Ctrl + Shft + 5: Definition of Red

Ctrl + Shft + 5: Definition of Red is a video installation/visual essay that offers a semiotic and idiosyncratic definition of the color red. Considering the ambiguity of language and the complexity of its structures, it takes a single word and alludes to its infinite definitions, expressions, metaphors, and associations. This work explores how “red” has been historically, politically, and commercially instrumentalized to sell objects or ideologies, as well as its subliminal role in constructing perceptions of gender, power, and desire.

This investigation considers the biopolitics of language and how it infiltrates our collective consciousness, becoming an instrument of control, shaped by the lessons we are taught and the media we consume. The rapid movement of images and information in the video reflects the frenetic energy of the digitalized age in which we live, and how the enormous amount of data we consume makes it impossible to define a particular word, idea, or concept, even something as seemingly simple as a color.

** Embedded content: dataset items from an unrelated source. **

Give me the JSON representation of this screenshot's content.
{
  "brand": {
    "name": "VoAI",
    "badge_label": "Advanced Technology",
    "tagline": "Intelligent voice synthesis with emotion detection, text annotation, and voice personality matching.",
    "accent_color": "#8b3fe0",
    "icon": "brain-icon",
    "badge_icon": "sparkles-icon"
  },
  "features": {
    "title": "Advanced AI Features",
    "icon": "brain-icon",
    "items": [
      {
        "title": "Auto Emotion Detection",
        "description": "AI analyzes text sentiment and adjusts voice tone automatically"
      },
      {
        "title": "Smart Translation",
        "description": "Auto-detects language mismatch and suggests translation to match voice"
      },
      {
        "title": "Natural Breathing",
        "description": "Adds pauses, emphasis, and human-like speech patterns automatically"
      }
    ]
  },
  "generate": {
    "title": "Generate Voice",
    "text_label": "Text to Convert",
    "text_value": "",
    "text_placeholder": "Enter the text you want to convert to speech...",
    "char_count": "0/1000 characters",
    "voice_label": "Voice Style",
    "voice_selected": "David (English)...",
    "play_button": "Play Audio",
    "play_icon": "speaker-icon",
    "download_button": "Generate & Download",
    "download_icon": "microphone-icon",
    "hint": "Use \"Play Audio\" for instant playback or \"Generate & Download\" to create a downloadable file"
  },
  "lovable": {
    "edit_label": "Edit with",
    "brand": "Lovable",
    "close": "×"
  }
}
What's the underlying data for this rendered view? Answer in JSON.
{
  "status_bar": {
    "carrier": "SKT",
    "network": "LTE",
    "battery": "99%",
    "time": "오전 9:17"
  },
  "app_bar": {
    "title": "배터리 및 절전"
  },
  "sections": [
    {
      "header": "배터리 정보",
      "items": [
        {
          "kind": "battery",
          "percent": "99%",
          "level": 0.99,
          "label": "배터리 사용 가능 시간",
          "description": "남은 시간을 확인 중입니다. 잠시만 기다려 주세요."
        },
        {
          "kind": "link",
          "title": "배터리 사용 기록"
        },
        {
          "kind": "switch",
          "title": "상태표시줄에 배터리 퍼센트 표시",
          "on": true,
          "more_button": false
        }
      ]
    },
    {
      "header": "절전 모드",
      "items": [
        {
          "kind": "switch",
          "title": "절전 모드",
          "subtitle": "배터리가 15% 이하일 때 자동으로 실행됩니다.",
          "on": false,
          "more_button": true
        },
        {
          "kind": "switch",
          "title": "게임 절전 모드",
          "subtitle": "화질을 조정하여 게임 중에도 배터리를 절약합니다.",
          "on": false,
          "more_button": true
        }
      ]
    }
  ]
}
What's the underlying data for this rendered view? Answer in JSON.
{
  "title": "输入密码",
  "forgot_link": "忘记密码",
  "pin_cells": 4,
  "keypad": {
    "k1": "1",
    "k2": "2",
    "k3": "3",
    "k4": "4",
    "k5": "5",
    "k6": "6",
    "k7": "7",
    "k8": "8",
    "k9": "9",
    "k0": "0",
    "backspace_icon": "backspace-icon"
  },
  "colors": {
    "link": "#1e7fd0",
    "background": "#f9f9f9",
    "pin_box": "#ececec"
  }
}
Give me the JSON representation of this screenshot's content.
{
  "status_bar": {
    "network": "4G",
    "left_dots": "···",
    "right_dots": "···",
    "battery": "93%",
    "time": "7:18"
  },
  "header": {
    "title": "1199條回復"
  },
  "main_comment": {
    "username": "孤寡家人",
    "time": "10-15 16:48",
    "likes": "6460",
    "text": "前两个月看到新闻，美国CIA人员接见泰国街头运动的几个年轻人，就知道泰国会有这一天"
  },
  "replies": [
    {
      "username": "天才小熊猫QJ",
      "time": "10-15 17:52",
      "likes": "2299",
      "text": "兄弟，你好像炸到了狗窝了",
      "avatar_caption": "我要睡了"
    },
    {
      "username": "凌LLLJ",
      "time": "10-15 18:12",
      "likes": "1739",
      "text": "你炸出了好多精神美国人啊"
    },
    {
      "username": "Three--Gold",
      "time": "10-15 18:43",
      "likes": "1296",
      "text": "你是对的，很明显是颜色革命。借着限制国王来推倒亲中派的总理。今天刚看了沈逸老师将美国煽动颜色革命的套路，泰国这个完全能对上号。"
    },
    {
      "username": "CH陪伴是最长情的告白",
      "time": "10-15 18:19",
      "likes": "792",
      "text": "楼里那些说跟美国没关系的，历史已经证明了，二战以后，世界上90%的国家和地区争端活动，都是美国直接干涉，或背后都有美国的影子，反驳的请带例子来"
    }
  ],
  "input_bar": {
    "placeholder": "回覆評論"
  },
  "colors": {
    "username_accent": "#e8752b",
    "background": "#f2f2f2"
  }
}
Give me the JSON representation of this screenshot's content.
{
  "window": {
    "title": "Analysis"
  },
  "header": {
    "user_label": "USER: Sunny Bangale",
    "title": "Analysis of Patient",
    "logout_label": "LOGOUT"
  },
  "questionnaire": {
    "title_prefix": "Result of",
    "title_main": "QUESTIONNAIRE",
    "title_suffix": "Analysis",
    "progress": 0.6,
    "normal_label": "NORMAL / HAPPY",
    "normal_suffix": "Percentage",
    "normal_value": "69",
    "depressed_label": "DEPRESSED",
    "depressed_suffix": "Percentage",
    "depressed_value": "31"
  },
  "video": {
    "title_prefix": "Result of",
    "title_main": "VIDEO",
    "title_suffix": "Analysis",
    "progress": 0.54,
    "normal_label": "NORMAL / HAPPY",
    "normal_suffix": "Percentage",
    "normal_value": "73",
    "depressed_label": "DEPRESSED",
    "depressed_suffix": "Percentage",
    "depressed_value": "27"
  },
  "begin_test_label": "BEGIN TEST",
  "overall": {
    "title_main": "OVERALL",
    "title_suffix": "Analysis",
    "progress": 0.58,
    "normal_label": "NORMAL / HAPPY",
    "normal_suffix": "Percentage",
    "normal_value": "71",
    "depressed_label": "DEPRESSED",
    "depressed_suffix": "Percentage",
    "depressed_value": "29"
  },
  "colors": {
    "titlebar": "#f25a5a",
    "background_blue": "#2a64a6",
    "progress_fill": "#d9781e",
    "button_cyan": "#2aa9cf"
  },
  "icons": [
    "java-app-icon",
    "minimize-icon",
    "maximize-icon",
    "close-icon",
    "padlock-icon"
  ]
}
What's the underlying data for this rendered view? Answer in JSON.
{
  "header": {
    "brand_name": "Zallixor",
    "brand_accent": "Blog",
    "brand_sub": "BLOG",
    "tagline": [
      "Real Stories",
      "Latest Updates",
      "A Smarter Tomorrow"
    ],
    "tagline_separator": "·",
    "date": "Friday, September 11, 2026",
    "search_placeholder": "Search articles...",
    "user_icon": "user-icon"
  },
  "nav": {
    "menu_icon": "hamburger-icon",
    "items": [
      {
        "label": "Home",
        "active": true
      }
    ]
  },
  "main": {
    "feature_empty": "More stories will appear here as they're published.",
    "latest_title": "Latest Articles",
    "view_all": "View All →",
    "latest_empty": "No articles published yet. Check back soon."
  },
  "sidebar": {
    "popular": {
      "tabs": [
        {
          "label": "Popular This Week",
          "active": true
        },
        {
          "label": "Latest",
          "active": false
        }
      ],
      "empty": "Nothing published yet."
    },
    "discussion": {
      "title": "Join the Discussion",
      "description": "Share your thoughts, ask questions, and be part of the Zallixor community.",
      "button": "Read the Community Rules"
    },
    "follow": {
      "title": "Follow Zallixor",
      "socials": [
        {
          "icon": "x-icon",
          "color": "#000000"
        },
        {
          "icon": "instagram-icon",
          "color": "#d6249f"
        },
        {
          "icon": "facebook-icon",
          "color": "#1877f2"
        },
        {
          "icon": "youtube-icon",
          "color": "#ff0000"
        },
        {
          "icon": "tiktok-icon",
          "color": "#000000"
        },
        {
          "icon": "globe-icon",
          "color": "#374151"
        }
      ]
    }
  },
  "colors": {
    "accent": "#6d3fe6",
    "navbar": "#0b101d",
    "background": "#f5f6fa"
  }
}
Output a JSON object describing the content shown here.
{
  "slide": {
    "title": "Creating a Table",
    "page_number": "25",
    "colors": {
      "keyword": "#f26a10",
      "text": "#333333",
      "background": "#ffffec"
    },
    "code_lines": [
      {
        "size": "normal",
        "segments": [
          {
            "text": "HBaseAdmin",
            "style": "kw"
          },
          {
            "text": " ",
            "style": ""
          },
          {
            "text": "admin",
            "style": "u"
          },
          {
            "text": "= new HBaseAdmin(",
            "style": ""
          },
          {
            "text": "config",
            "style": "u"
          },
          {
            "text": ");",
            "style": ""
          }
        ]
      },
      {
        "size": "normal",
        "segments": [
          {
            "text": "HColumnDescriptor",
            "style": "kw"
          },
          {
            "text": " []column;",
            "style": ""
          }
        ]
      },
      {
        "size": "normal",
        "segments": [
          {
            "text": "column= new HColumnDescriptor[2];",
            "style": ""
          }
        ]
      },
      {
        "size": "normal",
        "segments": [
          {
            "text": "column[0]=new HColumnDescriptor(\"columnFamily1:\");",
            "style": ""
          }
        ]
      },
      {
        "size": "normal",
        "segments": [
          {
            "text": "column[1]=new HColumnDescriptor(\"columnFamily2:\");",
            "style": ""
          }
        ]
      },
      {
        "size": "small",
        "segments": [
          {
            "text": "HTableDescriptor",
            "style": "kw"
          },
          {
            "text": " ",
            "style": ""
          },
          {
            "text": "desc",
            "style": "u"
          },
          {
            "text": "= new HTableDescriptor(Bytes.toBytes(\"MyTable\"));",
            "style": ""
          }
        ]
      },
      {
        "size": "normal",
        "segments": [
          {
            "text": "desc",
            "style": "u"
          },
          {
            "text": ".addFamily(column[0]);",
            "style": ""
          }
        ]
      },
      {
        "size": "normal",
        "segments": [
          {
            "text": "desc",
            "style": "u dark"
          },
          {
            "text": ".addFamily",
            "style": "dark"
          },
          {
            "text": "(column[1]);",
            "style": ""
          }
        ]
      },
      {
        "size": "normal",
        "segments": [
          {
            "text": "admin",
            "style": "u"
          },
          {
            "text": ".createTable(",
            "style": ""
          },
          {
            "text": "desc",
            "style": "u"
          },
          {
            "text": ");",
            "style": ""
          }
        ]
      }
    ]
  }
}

This is the first work in a line of research that examines the ways in which constructions of power are embedded in language, images, and information. Manipulation, blurring, and the invisibility of the innocent are themes that appear throughout her work, as well as her affective and feminist approach of interweaving fragments of theory, history, and narrative in a nonlinear way, building constellations that propose alternative forms of understanding.